As per the information given in the question we have given that-

${{\delta = }}\dfrac{{{d}}}{{{N}}}$……………. (i)
${{{K}}_{{m}}} = {{K}}\left( {{{1 + }}\dfrac{{{m}}}{{{N}}}} \right)$………. (ii)
${{C = \alpha }}\left( {\dfrac{{{{K}}{{{\varepsilon }}_{{0}}}{{A}}}}{{{{dln2}}}}} \right)$………….(iii)
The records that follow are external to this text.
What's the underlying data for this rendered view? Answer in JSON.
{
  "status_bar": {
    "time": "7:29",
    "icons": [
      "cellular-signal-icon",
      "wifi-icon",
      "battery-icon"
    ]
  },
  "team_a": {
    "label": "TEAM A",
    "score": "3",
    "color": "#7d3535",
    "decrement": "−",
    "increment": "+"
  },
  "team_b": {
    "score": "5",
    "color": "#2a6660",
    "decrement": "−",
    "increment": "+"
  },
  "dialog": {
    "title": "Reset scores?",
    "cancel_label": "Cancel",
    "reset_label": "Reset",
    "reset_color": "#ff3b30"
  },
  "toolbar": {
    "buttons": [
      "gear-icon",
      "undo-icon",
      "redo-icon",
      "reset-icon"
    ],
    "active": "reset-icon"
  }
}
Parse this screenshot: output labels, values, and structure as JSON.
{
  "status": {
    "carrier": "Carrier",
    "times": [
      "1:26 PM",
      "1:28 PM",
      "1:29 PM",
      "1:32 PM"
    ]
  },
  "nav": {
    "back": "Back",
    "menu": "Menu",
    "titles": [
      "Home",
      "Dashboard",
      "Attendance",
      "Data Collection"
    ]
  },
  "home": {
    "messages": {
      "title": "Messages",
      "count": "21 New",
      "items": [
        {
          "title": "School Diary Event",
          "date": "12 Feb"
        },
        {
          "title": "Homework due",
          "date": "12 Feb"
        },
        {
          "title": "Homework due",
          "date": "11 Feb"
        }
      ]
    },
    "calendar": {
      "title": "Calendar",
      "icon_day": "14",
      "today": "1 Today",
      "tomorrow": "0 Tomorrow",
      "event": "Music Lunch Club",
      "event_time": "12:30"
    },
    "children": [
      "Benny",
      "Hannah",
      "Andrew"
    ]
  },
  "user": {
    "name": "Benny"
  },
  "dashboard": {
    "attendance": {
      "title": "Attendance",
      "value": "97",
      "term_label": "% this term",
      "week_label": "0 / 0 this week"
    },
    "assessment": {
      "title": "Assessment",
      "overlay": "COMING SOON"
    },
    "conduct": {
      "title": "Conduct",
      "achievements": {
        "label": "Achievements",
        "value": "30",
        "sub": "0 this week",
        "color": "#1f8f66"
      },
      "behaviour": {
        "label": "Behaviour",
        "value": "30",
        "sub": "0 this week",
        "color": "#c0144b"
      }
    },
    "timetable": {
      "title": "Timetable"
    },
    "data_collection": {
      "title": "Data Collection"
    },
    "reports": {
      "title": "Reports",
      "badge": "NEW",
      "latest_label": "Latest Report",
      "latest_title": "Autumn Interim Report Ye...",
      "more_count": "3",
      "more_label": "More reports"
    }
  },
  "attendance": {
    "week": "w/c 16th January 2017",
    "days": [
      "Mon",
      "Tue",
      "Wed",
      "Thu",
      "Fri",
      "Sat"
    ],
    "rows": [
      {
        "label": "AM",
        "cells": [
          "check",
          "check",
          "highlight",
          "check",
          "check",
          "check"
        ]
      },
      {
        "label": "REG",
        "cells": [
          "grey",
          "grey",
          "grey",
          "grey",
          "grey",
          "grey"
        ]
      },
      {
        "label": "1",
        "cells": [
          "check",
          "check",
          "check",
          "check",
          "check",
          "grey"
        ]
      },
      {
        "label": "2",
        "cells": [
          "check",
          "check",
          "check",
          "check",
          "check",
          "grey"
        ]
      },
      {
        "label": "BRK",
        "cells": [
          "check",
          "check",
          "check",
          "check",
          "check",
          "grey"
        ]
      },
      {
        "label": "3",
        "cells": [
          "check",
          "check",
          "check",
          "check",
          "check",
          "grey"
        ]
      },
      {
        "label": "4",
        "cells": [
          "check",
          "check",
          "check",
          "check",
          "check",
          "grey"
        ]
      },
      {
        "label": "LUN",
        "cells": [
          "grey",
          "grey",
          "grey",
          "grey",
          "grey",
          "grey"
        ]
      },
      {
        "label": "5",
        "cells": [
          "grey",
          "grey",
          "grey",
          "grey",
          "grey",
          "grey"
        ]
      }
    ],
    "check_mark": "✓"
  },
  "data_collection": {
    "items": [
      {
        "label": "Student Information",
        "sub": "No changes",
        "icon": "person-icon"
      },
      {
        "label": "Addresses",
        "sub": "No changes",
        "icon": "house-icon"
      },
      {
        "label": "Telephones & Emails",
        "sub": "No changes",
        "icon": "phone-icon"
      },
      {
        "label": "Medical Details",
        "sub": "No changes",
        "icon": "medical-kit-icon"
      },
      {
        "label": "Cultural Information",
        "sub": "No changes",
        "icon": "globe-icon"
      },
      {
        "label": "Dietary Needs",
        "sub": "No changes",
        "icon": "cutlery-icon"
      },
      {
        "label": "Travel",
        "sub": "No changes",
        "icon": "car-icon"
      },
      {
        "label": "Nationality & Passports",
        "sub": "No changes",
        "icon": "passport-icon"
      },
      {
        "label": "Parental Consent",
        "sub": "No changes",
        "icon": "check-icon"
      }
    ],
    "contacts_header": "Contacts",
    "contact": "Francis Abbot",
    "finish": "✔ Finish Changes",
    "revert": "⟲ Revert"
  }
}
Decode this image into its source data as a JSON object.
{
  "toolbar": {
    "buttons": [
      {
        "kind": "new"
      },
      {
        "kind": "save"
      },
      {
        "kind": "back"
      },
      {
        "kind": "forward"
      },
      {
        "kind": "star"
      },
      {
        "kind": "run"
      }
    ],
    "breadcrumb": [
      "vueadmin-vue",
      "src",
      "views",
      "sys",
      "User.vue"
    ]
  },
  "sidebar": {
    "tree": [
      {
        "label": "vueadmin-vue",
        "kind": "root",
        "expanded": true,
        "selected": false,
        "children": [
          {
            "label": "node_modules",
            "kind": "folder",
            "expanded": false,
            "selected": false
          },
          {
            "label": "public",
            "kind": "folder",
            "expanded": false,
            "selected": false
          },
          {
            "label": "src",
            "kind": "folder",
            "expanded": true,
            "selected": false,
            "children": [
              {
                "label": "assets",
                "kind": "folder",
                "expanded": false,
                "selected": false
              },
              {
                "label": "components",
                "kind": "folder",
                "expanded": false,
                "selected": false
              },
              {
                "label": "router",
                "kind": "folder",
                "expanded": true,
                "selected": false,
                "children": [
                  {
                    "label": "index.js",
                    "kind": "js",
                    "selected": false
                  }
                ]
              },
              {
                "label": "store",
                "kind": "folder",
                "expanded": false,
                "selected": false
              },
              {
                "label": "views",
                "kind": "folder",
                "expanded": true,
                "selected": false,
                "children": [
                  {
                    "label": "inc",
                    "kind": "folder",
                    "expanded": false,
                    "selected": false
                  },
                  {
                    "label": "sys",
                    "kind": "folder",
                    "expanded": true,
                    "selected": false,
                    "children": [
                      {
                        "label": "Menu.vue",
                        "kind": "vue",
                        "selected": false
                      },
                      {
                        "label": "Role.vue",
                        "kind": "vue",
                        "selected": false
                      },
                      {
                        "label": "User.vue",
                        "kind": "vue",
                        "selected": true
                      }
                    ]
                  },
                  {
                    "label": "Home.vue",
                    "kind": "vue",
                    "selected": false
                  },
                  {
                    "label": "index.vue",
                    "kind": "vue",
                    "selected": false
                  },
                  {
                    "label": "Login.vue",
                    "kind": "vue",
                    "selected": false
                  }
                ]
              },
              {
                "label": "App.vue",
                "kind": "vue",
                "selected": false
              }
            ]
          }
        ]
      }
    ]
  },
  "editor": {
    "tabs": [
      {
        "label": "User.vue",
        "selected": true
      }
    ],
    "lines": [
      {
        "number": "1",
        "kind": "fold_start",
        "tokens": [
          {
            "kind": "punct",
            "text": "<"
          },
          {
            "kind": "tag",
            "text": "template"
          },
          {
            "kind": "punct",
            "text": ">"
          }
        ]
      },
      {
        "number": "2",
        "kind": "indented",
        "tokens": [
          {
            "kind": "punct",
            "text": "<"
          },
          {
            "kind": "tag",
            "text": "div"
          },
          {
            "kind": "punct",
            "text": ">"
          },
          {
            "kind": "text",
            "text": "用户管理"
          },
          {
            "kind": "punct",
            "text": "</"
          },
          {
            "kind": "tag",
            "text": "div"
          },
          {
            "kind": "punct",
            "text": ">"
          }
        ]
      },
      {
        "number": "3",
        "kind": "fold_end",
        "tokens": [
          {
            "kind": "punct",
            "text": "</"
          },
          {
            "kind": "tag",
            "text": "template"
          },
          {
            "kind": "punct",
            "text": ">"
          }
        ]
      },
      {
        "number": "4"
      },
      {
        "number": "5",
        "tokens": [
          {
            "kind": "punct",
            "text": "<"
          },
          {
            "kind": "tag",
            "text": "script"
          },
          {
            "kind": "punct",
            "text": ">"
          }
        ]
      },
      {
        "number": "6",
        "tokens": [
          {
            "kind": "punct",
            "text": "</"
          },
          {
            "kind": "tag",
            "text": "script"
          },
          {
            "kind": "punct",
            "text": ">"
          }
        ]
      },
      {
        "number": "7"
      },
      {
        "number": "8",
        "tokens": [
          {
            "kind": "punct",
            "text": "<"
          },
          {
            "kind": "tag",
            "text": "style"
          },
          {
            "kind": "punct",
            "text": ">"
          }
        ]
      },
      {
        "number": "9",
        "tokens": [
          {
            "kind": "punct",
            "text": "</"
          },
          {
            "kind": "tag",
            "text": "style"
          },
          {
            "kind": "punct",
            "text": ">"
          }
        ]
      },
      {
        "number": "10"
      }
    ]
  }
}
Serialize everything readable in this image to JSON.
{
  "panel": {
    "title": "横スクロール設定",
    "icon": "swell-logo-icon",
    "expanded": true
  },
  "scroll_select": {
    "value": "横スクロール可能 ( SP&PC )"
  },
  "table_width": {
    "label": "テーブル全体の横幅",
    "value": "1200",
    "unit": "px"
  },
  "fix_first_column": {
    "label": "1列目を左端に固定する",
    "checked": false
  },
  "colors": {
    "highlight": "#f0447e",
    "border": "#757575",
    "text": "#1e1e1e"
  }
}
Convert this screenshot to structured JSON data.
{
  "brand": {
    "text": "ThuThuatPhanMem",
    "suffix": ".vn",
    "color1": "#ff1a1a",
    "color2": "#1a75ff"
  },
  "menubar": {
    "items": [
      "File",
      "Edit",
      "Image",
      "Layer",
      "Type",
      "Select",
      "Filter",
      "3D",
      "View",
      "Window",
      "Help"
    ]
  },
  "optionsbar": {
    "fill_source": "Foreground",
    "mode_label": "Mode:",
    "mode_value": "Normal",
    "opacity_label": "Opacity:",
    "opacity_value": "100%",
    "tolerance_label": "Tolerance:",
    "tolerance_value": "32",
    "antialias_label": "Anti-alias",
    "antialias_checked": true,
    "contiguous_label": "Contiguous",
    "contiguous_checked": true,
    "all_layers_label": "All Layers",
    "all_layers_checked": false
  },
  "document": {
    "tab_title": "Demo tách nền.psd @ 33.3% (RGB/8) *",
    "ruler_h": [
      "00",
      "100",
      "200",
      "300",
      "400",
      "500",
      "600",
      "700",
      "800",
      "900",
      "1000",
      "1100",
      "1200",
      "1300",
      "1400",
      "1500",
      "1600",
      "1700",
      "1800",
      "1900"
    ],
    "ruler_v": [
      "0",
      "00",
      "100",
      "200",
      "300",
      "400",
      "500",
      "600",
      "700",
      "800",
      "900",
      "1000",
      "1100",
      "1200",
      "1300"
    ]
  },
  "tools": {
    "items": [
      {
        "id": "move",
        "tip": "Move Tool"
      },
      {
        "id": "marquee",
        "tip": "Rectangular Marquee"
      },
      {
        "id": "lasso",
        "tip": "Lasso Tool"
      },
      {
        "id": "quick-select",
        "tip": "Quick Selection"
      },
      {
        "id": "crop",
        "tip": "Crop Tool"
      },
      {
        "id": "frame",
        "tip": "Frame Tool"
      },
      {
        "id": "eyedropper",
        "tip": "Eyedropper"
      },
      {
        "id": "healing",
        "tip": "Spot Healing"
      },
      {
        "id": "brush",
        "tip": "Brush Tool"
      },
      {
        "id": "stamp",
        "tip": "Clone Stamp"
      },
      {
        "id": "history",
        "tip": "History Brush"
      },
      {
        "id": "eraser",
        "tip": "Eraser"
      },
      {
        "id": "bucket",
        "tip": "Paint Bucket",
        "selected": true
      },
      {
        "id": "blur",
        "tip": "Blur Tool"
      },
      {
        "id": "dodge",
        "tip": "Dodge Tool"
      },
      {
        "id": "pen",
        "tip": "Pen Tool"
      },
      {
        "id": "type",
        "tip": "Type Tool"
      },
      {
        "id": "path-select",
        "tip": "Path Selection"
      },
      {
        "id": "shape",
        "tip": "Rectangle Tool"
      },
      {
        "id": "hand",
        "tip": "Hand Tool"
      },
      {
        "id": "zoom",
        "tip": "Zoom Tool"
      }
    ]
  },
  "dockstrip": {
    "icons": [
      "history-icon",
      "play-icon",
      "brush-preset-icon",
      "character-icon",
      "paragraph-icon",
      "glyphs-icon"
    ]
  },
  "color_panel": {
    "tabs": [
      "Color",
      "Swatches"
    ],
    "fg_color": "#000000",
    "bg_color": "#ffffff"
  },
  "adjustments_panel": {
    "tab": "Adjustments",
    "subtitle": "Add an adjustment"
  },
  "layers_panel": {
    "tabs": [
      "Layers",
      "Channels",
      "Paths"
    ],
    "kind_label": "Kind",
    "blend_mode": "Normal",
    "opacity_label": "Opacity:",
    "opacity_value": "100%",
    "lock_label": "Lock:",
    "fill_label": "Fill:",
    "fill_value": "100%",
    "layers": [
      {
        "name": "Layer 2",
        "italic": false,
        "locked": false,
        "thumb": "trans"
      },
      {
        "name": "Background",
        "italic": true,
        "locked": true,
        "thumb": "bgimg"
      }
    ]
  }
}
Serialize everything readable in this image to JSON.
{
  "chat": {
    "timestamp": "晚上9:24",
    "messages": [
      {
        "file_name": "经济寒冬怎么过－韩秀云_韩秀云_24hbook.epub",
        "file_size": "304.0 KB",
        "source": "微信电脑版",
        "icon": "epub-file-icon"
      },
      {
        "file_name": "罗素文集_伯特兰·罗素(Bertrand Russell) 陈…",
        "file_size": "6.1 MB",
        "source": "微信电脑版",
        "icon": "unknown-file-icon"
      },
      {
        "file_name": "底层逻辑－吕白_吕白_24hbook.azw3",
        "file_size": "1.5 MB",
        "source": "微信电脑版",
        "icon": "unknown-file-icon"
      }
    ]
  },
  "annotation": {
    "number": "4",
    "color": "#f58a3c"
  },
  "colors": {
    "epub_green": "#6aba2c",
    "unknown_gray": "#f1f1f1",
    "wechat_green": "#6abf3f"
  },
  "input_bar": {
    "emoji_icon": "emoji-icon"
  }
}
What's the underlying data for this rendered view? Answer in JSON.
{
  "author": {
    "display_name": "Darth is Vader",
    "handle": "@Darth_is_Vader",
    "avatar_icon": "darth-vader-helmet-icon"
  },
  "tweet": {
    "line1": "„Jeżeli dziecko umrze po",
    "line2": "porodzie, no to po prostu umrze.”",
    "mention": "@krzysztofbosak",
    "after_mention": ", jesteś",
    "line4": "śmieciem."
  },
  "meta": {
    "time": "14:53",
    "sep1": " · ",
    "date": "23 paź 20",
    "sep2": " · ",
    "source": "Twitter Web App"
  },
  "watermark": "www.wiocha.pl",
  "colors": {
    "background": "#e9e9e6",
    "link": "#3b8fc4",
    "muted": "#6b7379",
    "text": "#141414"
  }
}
$\Rightarrow \dfrac{x}{m} = \dfrac{d}{N}$……………… (iv)
For the series combination of dielectrics formula used:
$\dfrac{1}{{{{{C}}_{{{eq}}}}}} = \int {\dfrac{1}{{{{dc}}}}}$………………… (v)
Since, $\dfrac{{{1}}}{{{{dc}}}}{{ = }}\dfrac{{{{dx}}}}{{{{{k}}_{{m}}}{{{\varepsilon }}_{{0}}}{{A}}}}$
$\Rightarrow \dfrac{{{1}}}{{{{dc}}}}{{ = }}\dfrac{{{{dx}}}}{{{{{k}}_{{m}}}{{{\varepsilon }}_{{0}}}{{A}}}}$…………… (vi)
Substitute the value of $\dfrac{1}{{{{dc}}}}$in the equation (v), we get
$\dfrac{{{1}}}{{{{{C}}_{{{eq}}}}}}{{ = }}\int\limits_0^d {\dfrac{{{{dx}}}}{{{{{K}}_{{m}}}{{{\varepsilon }}_{{0}}}{{A}}}}}$…………….. (vii)
Using the equation (iii) in equation (vii)
$\Rightarrow \dfrac{{{1}}}{{{{{C}}_{{{eq}}}}}}{{ = }}\int\limits_{{0}}^{{d}} {\dfrac{{{{dx}}}}{{{{K}}{{{\varepsilon }}_{{0}}}{{A}}\left( {{{1 + }}\dfrac{{{m}}}{{{N}}}} \right)}}}$
$\Rightarrow \dfrac{{{1}}}{{{{{C}}_{{{eq}}}}}}{{ = }}\int\limits_{{0}}^{{d}} {\dfrac{{{{dx}}}}{{{{K}}{{{\varepsilon }}_{{0}}}{{A}}\left( {{{1 + }}\dfrac{x}{d}} \right)}}}$
$\Rightarrow \dfrac{{{1}}}{{{{{C}}_{{{eq}}}}}}{{ = }}\int\limits_{{0}}^{{d}} {\dfrac{{{{ddx}}}}{{{{K}}{{{\varepsilon }}_{{0}}}{{A}}\left( {{{d + x}}} \right)}}}$

$\Rightarrow \dfrac{{{1}}}{{{{{C}}_{{{eq}}}}}}{{ = }}\dfrac{{{d}}}{{{{K}}{{{\varepsilon }}_{{0}}}{{A}}}}\ln 2$
$\Rightarrow {{{C}}_{{{eq}}}}{{ = }}\dfrac{{{{K}}{{{\varepsilon }}_{{0}}}{{A}}}}{{{{d}}\ln 2}}$……………….. (viii)
On comparing both the equation (viii) and (ii), we get
$\alpha = 1$

$\therefore$ The value of $\alpha = 1$

Note:
In order to answer this type of question, the key is to know the basic algorithm behind the calculation of equivalent capacitance of a system having dielectric varies with certain parameters like varies with distance, varies with filling orientation, etc. So for grasping the ideas behind such conceptual problems one should have to practice a lot of numerical and derivative type problems on this topic.